Мне хотелось верить, что да. Но, судя по тому, что она придумала себе парня, лишь бы от нас отделаться и общаться с теми, кто на неё похож, я опять себе врала.
Сзади раздался кодовый свист с переливом, я улыбнулась и обернулась — меня догонял Андрюха, он жил здесь недалеко. За лето он загорел, на смуглом лице издалека сверкали зубы, я тоже заулыбалась шире — ему всегда было нереально не улыбнуться в ответ, он это излучал, как радиостанция Позитив-FM.

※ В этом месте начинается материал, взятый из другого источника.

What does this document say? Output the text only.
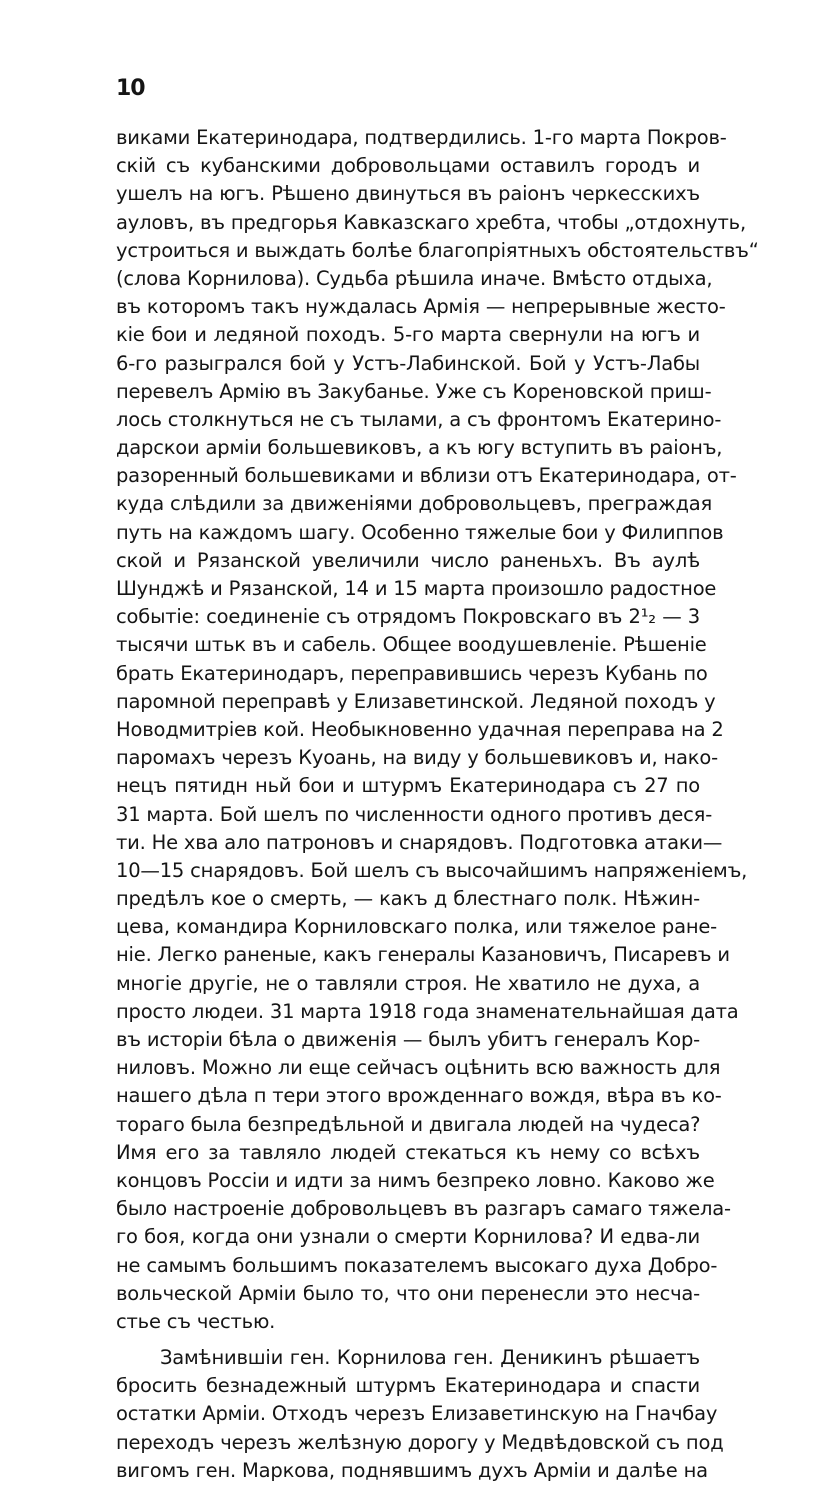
10
виками Екатеринодара, подтвердились. 1-го марта Покров-
скій съ кубанскими добровольцами оставилъ городъ и
ушелъ на югъ. Рѣшено двинуться въ раіонъ черкесскихъ
ауловъ, въ предгорья Кавказскаго хребта, чтобы „отдохнуть,
устроиться и выждать болѣе благопріятныхъ обстоятельствъ“
(слова Корнилова). Судьба рѣшила иначе. Вмѣсто отдыха,
въ которомъ такъ нуждалась Армія — непрерывные жесто-
кіе бои и ледяной походъ. 5-го марта свернули на югъ и
6-го разыгрался бой у Устъ-Лабинской. Бой у Устъ-Лабы
перевелъ Армію въ Закубанье. Уже съ Кореновской приш-
лось столкнуться не съ тылами, а съ фронтомъ Екатерино-
дарскои арміи большевиковъ, а къ югу вступить въ раіонъ,
разоренный большевиками и вблизи отъ Екатеринодара, от-
куда слѣдили за движеніями добровольцевъ, преграждая
путь на каждомъ шагу. Особенно тяжелые бои у Филиппов
ской и Рязанской увеличили число раненьхъ. Въ аулѣ
Шунджѣ и Рязанской, 14 и 15 марта произошло радостное
событіе: соединеніе съ отрядомъ Покровскаго въ 2¹₂ — 3
тысячи штьк въ и сабель. Общее воодушевленіе. Рѣшеніе
брать Екатеринодаръ, переправившись черезъ Кубань по
паромной переправѣ у Елизаветинской. Ледяной походъ у
Новодмитріев кой. Необыкновенно удачная переправа на 2
паромахъ черезъ Куоань, на виду у большевиковъ и, нако-
нецъ пятидн ньй бои и штурмъ Екатеринодара съ 27 по
31 марта. Бой шелъ по численности одного противъ деся-
ти. Не хва ало патроновъ и снарядовъ. Подготовка атаки—
10—15 снарядовъ. Бой шелъ съ высочайшимъ напряженіемъ,
предѣлъ кое о смерть, — какъ д блестнаго полк. Нѣжин-
цева, командира Корниловскаго полка, или тяжелое ране-
ніе. Легко раненые, какъ генералы Казановичъ, Писаревъ и
многіе другіе, не о тавляли строя. Не хватило не духа, а
просто людеи. 31 марта 1918 года знаменательнайшая дата
въ исторіи бѣла о движенія — былъ убитъ генералъ Кор-
ниловъ. Можно ли еще сейчасъ оцѣнить всю важность для
нашего дѣла п тери этого врожденнаго вождя, вѣра въ ко-
тораго была безпредѣльной и двигала людей на чудеса?
Имя его за тавляло людей стекаться къ нему со всѣхъ
концовъ Россіи и идти за нимъ безпреко ловно. Каково же
было настроеніе добровольцевъ въ разгаръ самаго тяжела-
го боя, когда они узнали о смерти Корнилова? И едва-ли
не самымъ большимъ показателемъ высокаго духа Добро-
вольческой Арміи было то, что они перенесли это несча-
стье съ честью.
Замѣнившіи ген. Корнилова ген. Деникинъ рѣшаетъ
бросить безнадежный штурмъ Екатеринодара и спасти
остатки Арміи. Отходъ черезъ Елизаветинскую на Гначбау
переходъ черезъ желѣзную дорогу у Медвѣдовской съ под
вигомъ ген. Маркова, поднявшимъ духъ Арміи и далѣе на
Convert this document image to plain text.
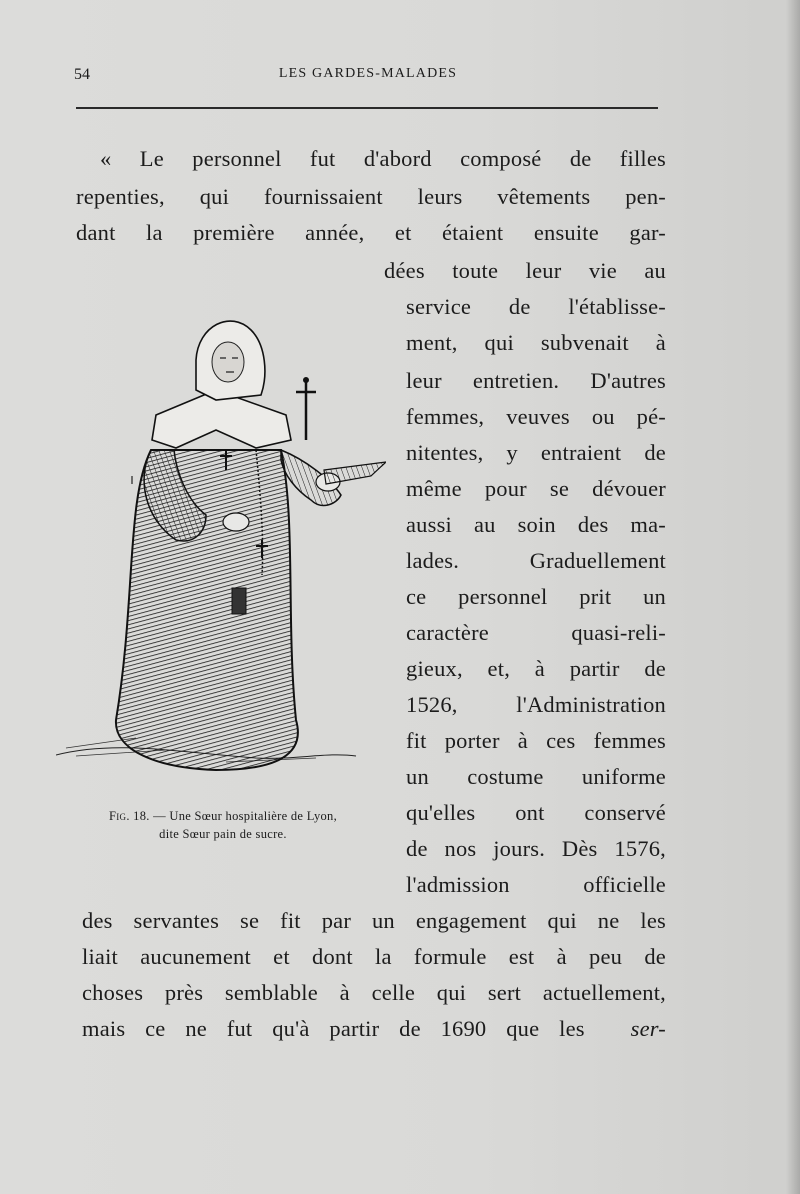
54	LES GARDES-MALADES
« Le personnel fut d'abord composé de filles
repenties, qui fournissaient leurs vêtements pen-
dant la première année, et étaient ensuite gar-
dées toute leur vie au
service de l'établisse-
ment, qui subvenait à
leur entretien. D'autres
femmes, veuves ou pé-
nitentes, y entraient de
même pour se dévouer
aussi au soin des ma-
lades. Graduellement
ce personnel prit un
caractère quasi-reli-
gieux, et, à partir de
1526, l'Administration
fit porter à ces femmes
un costume uniforme
qu'elles ont conservé
de nos jours. Dès 1576,
l'admission officielle
des servantes se fit par un engagement qui ne les
liait aucunement et dont la formule est à peu de
choses près semblable à celle qui sert actuellement,
mais ce ne fut qu'à partir de 1690 que les ser-
Fig. 18. — Une Sœur hospitalière de Lyon,
dite Sœur pain de sucre.
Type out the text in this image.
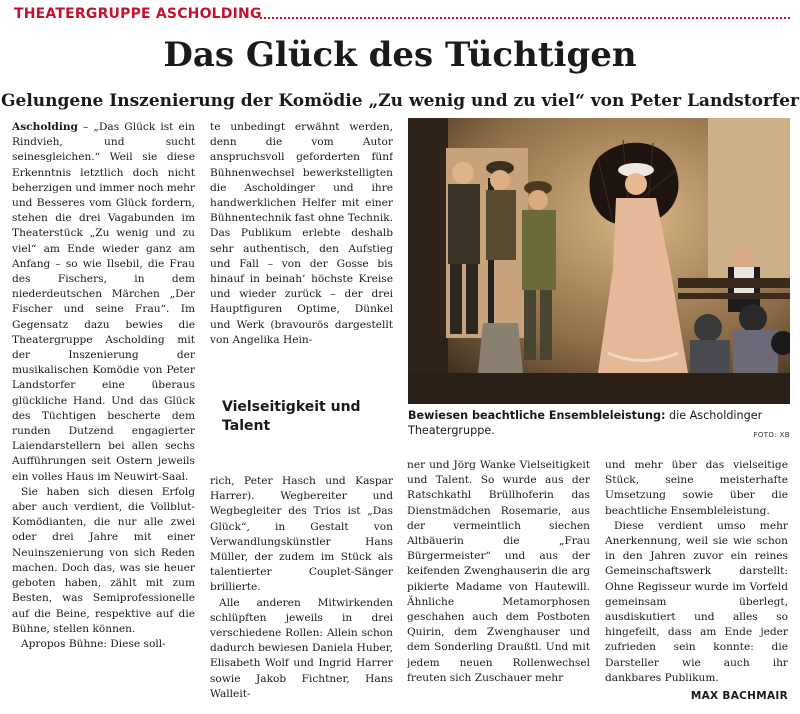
THEATERGRUPPE ASCHOLDING
Das Glück des Tüchtigen
Gelungene Inszenierung der Komödie „Zu wenig und zu viel“ von Peter Landstorfer

Ascholding – „Das Glück ist ein Rindvieh, und sucht seinesgleichen.“ Weil sie diese Erkenntnis letztlich doch nicht beherzigen und immer noch mehr und Besseres vom Glück fordern, stehen die drei Vagabunden im Theaterstück „Zu wenig und zu viel“ am Ende wieder ganz am Anfang – so wie Ilsebil, die Frau des Fischers, in dem niederdeutschen Märchen „Der Fischer und seine Frau“. Im Gegensatz dazu bewies die Theatergruppe Ascholding mit der Inszenierung der musikalischen Komödie von Peter Landstorfer eine überaus glückliche Hand. Und das Glück des Tüchtigen bescherte dem runden Dutzend engagierter Laiendarstellern bei allen sechs Aufführungen seit Ostern jeweils ein volles Haus im Neuwirt-Saal.

Sie haben sich diesen Erfolg aber auch verdient, die Vollblut-Komödianten, die nur alle zwei oder drei Jahre mit einer Neuinszenierung von sich Reden machen. Doch das, was sie heuer geboten haben, zählt mit zum Besten, was Semiprofessionelle auf die Beine, respektive auf die Bühne, stellen können.

Apropos Bühne: Diese soll-

te unbedingt erwähnt werden, denn die vom Autor anspruchsvoll geforderten fünf Bühnenwechsel bewerkstelligten die Ascholdinger und ihre handwerklichen Helfer mit einer Bühnentechnik fast ohne Technik. Das Publikum erlebte deshalb sehr authentisch, den Aufstieg und Fall – von der Gosse bis hinauf in beinah’ höchste Kreise und wieder zurück – der drei Hauptfiguren Optime, Dünkel und Werk (bravourös dargestellt von Angelika Hein-

Vielseitigkeit und Talent

rich, Peter Hasch und Kaspar Harrer). Wegbereiter und Wegbegleiter des Trios ist „Das Glück“, in Gestalt von Verwandlungskünstler Hans Müller, der zudem im Stück als talentierter Couplet-Sänger brillierte.

Alle anderen Mitwirkenden schlüpften jeweils in drei verschiedene Rollen: Allein schon dadurch bewiesen Daniela Huber, Elisabeth Wolf und Ingrid Harrer sowie Jakob Fichtner, Hans Walleit-

Bewiesen beachtliche Ensembleleistung: die Ascholdinger Theatergruppe.	FOTO: XB

ner und Jörg Wanke Vielseitigkeit und Talent. So wurde aus der Ratschkathl Brüllhoferin das Dienstmädchen Rosemarie, aus der vermeintlich siechen Altbäuerin die „Frau Bürgermeister“ und aus der keifenden Zwenghauserin die arg pikierte Madame von Hautewill. Ähnliche Metamorphosen geschahen auch dem Postboten Quirin, dem Zwenghauser und dem Sonderling Draußtl. Und mit jedem neuen Rollenwechsel freuten sich Zuschauer mehr

und mehr über das vielseitige Stück, seine meisterhafte Umsetzung sowie über die beachtliche Ensembleleistung.

Diese verdient umso mehr Anerkennung, weil sie wie schon in den Jahren zuvor ein reines Gemeinschaftswerk darstellt: Ohne Regisseur wurde im Vorfeld gemeinsam überlegt, ausdiskutiert und alles so hingefeilt, dass am Ende jeder zufrieden sein konnte: die Darsteller wie auch ihr dankbares Publikum.

MAX BACHMAIR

— Машэль, ма бэль! Как жизнь? Сюда пойдём, — он хлопнул меня по плечу, с силой обнял, разворачивая туда, куда мне было не надо, но я пошла, прогуляюсь лишний квартал, хоть поговорю с ним, давно не виделись. Он показал мне свой рукав и сказал: — А я тоже батину куртку таскаю.
Я нахмурилась — вроде бы, я уже эту куртку не раз видела.
— Это куртка твоего отца?
— Не, это моя, но он с похмелюги не видит разницы, и не помнит, где свою пролюбил, так что берёт мою и мне доказывает, что это его, а свою я где-то посеял. Так что, покупали как бы мне, но теперь она как бы его. Но, есть свои плюсы, — он хитро улыбнулся и отвернул полу, показывая мне внутренний карман на груди, из которого торчали мятые края купюр, мелких, но много. Я уважительно показала большой палец, он кивнул на магазин, к которому меня притащил: — За хлебом иду. Пойдём со мной, дам откусить.
— Пойдём, — я решительно кивнула — есть хотелось дико, а хлебом пахло уже здесь. Мы зашли в магазин, он стал смешить продавщицу, а я смотрела на его куртку и вспоминала, как он меня приобнял, окутав запахом сигарет и алкоголя, но запах этот был не его, а его куртки, похоже. Точнее, куртки его отца.
«А сам он, вероятно, действительно не курит. Я ни разу не видела его с сигаретой. Это вещи пахнут, которые общие.»
Он купил хлеб, протянул мне, я отломала без ложной скромности и сразу набила полный рот, он тоже отломал себе, мы пошли обратно, потом я дожевала и спросила:
— Андрюх, а какой у тебя рост?
— На прошлом медосмотре был сто восемьдесят семь. А что?
— А размер ноги?
— Сорок три, или сорок четыре уже, я не знаю. Эти говнодавы сорок пять, они тоже общие, — он задрал штанину и показал, как ботинок болтается на ноге, я кивнула:
— Понятно.
— А тебе зачем?
— Просто интересно, — изобразила невинное любопытство я, он усмехнулся:
— Анкеты?
— Ага.
Он понимающе покивал, протянул мне ещё хлеба и спросил:
— Как там твои девчонки? Не видно их в последнее время. Ну, Альбу видно, она как нарисуется, хрен сотрёшь. А Ливанова пропала что-то. В лагерь уехала?
— Не, она тут. Мы просто дома сидим в основном, или к озеру ходим.
— М. А на дэнс?
— А надо? — неуверенно вздохнула я, глядя на него и пытаясь угадать, понимает ли он мои сомнения. Он фыркнул:
— Конечно, надо! Тряси попцом — будь молодцом! Там все наши собираются, приходите, хоть увидимся, вспомните мою рожу, а то придёте осенью не признаете. Хватай свою Ливанову за все места и притаскивай, а то она вообще от земли оторвётся и в астрал улетит, у кого мы будем тогда списывать? Давай, думай о будущем.